Vuelvo a hacerme esa pregunta hoy tras mi sonrisa maligna al evocar la fe desmesurada de Steiner en la ciencia. Es una sonrisa cuya ironía procede de mi sospecha de que las matemáticas que los seres humanos hemos inventado (según algunas versiones) o descubierto (según otras) y de las que esperamos que sean una llave para acceder a la estructura del universo, muy bien podrían ser igualmente un lenguaje exclusivamente nuestro, un lenguaje privado con el que garabateamos en los muros de nuestra cueva o modesta universidad de la nada, al norte del bosque de los nombres sin cosas.

3

"El único misterio del universo es que exista un misterio del universo", leí, la semana pasada, en un muro blanco de la Universidad de Oviedo. De misterio único hablaba Fernando Pessoa en esa certera frase. La ciencia, sin embargo, se abstiene cuando aparece la cuestión de la gran Unidad -el Uno de Parménides-, de la cual todos formamos parte de algún modo, a la cual todos pertenecemos.
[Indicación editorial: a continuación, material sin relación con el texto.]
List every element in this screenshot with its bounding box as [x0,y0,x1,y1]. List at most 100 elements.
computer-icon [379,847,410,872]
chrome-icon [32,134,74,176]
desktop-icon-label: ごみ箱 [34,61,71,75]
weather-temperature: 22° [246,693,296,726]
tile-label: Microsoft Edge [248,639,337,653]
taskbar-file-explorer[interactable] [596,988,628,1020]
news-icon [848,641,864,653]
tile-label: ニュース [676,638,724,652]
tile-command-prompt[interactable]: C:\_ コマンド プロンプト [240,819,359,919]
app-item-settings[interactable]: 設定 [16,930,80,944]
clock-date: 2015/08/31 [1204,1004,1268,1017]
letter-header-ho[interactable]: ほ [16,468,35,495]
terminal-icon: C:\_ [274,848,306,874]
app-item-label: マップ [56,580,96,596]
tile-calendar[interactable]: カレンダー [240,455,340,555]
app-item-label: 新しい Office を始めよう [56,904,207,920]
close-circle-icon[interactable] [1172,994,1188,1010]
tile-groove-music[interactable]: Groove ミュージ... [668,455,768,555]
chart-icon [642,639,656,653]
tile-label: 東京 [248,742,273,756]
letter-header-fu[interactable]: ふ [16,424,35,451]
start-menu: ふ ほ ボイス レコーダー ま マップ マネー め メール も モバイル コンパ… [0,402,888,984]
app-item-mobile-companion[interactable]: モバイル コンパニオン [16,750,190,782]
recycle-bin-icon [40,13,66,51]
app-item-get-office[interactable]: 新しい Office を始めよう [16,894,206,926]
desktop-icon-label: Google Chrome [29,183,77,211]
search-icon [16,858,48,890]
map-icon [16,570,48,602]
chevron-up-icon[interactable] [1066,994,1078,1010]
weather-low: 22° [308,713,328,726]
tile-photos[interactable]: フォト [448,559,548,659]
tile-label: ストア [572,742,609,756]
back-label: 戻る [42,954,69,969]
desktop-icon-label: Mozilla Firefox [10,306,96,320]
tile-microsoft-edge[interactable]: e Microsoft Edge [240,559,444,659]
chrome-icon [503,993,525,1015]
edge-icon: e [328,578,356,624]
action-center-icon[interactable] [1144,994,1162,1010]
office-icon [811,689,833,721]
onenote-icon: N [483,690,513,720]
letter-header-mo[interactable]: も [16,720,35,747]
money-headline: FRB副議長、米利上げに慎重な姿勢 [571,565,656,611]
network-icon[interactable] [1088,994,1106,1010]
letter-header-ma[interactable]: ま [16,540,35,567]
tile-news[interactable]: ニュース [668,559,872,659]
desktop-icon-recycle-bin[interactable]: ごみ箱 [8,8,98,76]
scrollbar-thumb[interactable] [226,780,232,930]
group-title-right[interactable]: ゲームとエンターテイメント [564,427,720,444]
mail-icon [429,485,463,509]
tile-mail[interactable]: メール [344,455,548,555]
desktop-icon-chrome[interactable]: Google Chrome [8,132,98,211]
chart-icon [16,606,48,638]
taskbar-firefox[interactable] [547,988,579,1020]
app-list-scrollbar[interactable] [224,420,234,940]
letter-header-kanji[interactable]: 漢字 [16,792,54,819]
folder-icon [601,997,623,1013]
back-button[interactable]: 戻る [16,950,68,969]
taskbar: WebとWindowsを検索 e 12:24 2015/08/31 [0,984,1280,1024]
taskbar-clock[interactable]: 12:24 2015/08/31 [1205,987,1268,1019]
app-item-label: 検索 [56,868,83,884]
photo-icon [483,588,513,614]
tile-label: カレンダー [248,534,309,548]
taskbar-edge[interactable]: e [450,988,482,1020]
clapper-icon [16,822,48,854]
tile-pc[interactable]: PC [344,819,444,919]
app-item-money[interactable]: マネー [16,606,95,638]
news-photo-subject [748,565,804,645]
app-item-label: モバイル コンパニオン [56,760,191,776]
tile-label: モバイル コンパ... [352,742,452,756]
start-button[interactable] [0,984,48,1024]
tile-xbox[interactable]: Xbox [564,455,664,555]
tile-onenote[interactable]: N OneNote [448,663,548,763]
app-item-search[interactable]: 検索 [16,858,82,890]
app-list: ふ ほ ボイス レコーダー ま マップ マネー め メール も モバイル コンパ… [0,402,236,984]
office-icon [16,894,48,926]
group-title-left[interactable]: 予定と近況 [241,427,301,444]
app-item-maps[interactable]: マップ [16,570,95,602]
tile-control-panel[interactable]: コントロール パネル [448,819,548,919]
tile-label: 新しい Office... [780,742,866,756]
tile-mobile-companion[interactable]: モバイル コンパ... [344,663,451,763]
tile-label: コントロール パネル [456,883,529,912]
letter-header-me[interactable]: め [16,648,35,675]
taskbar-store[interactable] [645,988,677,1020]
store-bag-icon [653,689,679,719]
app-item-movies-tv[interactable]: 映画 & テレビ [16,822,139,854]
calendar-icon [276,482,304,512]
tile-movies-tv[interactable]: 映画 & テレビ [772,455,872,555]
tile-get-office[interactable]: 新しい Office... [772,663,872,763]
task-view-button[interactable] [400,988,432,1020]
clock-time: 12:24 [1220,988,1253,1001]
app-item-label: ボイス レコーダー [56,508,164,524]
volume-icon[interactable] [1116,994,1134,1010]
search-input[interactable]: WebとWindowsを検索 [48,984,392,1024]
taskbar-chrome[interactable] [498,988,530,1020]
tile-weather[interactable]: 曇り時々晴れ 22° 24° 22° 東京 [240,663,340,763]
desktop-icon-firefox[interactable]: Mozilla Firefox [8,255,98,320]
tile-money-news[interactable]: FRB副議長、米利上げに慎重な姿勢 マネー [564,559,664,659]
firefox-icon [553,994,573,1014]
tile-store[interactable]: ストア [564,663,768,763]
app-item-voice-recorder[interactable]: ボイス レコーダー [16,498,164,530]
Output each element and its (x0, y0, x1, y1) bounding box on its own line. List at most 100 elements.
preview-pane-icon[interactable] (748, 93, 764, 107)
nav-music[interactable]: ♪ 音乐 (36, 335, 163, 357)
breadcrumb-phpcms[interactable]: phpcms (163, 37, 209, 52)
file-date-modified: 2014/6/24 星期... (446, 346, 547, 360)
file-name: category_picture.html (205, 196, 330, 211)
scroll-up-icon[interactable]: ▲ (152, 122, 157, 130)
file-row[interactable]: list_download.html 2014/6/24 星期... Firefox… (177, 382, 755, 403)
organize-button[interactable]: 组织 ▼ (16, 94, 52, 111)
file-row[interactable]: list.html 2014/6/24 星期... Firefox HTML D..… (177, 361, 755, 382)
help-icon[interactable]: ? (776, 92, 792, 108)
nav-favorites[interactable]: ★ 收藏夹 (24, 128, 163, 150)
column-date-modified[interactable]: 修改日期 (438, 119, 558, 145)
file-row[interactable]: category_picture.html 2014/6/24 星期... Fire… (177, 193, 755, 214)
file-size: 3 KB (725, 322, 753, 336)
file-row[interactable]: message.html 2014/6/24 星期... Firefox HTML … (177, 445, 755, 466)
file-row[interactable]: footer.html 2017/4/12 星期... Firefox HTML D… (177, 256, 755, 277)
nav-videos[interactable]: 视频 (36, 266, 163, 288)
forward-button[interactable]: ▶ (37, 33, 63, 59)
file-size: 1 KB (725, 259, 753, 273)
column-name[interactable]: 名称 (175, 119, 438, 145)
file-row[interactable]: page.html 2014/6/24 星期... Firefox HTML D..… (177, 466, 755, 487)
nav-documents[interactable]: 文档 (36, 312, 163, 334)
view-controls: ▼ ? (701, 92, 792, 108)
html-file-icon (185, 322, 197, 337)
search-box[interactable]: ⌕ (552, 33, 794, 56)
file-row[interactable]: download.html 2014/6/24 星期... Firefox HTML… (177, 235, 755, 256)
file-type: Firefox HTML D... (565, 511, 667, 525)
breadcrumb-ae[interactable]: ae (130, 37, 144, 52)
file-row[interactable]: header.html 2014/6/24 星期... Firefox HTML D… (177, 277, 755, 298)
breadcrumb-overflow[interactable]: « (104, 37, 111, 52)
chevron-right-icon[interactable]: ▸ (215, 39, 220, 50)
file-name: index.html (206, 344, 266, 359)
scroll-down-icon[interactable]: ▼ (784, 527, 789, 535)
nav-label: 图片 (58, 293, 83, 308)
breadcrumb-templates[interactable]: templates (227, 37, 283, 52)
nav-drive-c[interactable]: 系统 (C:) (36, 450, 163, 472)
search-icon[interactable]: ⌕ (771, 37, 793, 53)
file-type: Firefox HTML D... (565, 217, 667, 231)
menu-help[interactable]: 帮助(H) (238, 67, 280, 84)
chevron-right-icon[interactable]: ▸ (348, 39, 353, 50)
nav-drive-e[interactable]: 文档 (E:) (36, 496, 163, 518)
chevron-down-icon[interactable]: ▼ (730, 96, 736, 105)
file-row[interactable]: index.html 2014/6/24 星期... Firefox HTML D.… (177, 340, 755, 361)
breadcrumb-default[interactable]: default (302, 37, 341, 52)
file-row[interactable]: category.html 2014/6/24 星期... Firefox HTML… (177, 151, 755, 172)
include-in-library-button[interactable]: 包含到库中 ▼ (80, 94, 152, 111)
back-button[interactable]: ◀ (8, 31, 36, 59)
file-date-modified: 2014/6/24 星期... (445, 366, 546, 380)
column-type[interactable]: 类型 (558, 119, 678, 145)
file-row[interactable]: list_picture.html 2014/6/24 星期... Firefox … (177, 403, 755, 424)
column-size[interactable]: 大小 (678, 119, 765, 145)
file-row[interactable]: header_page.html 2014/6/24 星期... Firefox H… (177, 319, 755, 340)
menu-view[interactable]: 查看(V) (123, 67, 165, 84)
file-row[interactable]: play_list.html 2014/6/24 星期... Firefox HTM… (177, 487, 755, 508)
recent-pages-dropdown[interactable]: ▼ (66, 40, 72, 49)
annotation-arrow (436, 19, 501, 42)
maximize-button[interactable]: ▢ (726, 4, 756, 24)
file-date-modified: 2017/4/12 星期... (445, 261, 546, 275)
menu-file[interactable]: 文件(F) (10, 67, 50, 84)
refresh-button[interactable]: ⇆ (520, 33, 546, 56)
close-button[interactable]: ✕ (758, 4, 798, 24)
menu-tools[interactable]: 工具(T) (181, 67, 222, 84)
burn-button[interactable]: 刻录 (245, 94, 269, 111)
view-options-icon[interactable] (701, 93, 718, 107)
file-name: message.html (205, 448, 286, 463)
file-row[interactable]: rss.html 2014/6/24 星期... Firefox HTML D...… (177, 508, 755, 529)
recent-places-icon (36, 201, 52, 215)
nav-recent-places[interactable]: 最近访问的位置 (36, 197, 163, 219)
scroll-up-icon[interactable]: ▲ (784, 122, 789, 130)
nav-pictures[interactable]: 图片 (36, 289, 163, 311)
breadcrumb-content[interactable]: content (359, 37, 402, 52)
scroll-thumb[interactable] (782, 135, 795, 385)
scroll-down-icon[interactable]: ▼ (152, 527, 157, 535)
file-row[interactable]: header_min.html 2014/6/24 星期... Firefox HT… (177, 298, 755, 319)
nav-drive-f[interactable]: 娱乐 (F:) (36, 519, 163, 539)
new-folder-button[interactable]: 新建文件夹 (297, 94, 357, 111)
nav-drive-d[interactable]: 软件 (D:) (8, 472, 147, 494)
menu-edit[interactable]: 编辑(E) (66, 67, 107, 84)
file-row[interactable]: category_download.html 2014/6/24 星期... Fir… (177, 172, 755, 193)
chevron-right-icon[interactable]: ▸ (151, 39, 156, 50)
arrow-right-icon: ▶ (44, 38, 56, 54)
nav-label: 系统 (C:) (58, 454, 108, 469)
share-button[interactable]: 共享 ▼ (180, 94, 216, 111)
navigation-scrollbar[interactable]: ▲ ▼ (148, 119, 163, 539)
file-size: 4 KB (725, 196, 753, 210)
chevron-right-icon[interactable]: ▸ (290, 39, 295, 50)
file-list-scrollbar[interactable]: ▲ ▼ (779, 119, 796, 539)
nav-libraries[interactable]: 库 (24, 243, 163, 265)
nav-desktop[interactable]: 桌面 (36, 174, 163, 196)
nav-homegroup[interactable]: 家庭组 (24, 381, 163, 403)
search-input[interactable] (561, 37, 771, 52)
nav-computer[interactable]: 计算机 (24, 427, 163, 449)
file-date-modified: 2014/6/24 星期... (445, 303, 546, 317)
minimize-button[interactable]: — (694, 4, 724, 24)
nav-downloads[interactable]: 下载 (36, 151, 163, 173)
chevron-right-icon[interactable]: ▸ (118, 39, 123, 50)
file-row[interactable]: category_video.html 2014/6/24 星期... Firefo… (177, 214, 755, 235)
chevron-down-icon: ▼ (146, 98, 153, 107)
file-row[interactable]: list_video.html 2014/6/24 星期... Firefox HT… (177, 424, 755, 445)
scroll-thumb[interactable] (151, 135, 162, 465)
Es uno de los reproches que le haría a la ciencia, a la que también le recriminaría ese despótico sofismo que afirma que no tiene sentido preguntar por el momento antes del bing bang. ¿Por qué no tiene sentido? ¿Quién decide que no lo tiene?

Encuentro cosas que reprobarle a la ciencia, sobre todo desde que sé que debo acudir a Madrid a debatir acerca de las distintas formas de percibir la realidad por parte de científicos y escritores. Creo que allí, en la Fundación de Ciencias de la Salud, diré que en esa vieja dicotomía entre las letras y las ciencias siempre quise estar en los dos lados. Detesto aquellos días del pasado en los que era obligatorio elegir entre uno de los dos linajes del saber. Siempre quise ser fronterizo o estar en ambos lados, y recuerdo que me maravilló, hace unos años, la síntesis genial entre letras y ciencias que logró Salvador Dalí en su poético texto Los átomos encantados. Allí pude ver que no sólo hay cosas que se le escapan a la ciencia, sino que la ciencia puede llegar a ser muy poética, pero es incapaz de explicar mínimamente por qué el encanto de una antigua canción puede provocar que nos salten las lágrimas, por qué hay algo que es rojo y algo que es azul, porque un estampido sucede a un rayo, porque somos una luz entre dos eternidades. Es cierto que la ciencia trata de contestar a todo, pero sus respuestas son en ocasiones tan raras que hasta nos sentimos inclinados a no tomarlas en serio. Y por eso a veces, apoyados al sol en las garabateadas paredes de las universidades, nos reímos de los bárbaros avances de las ciencias y de la absurda suficiencia de algunos. Nos reímos, eso sí, con todos nuestros átomos más que encantados.